/> a mother's heart » Blog Archive » Tasty Tuesday: the world’s best molasses cookies


It’s hot here today – all week, really.  I mean, “Michigan hot,” not “south-Mobile hot.”  There’s an enormous difference in those definitions.  It’s closing in on 90F and not really a day I want to run the oven, but I’m still going to do it.  We’re having stir fry for dinner and I want to bake a loaf of artisan bread to go with it.  So, eh.  But as long as I’m thinking about the oven, I decided to put up the most amazing cookie recipe I’ve come across in the last 10 years.  It’s seriously. that. good.

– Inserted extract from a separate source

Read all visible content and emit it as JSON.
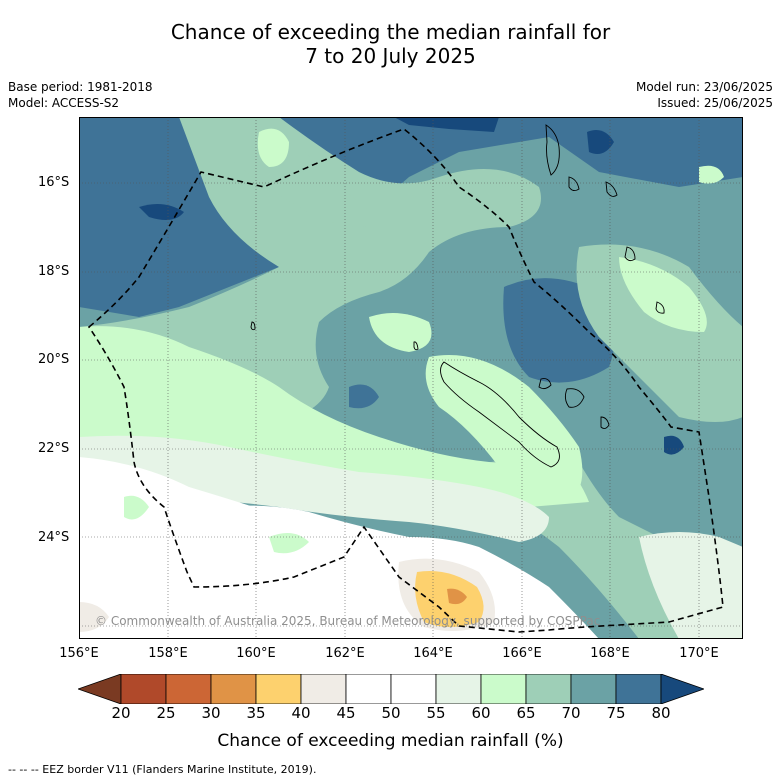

These are the cookies that everyone’s grandma used to make.  They are crinkly on the top, coated in a thin layer of sugar, and chewy-crispy at the same time.  They are spicy and melt in your mouth – either with a hot cuppa tea or a tall, cool glass of iced tea.  They really are worth firing up the oven, even on the hot days.

You’ll need:

  • 2 c. all purpose flour (I haven’t tweaked this to whole wheat, but it’s on the to-do list)
  • 1 c. sugar
  • 1 t. EACH baking soda AND baking powder
  • 1 t. EACH ground ginger AND cinnamon
  • ½ t. grated (or ground, if you don’t have whole available) nutmeg
  • ¼ t. ground cloves
  • ⅛ t. ground allspice
  • ¾ c. butter, softened
  • 1 egg
  • ¼ c. molasses

Mix all of the dry ingredients together (you can mix them up and store them in a cool place, ready for the next time you want to bake cookies).  Preheat the oven to 375F.  Cream together the butter, egg, & molasses; when well-combined, add dry ingredients.  Beat until smooth (dough will be thick).  Scoop dough in to 1″ balls, roll in sugar (at the holidays, I use coloured sugar), and place 2″ apart on baking sheet/stone.  Bake for 9-11 minutes, cool on wire racks after allowing cookies to rest on baking sheet/stone for 2 minutes.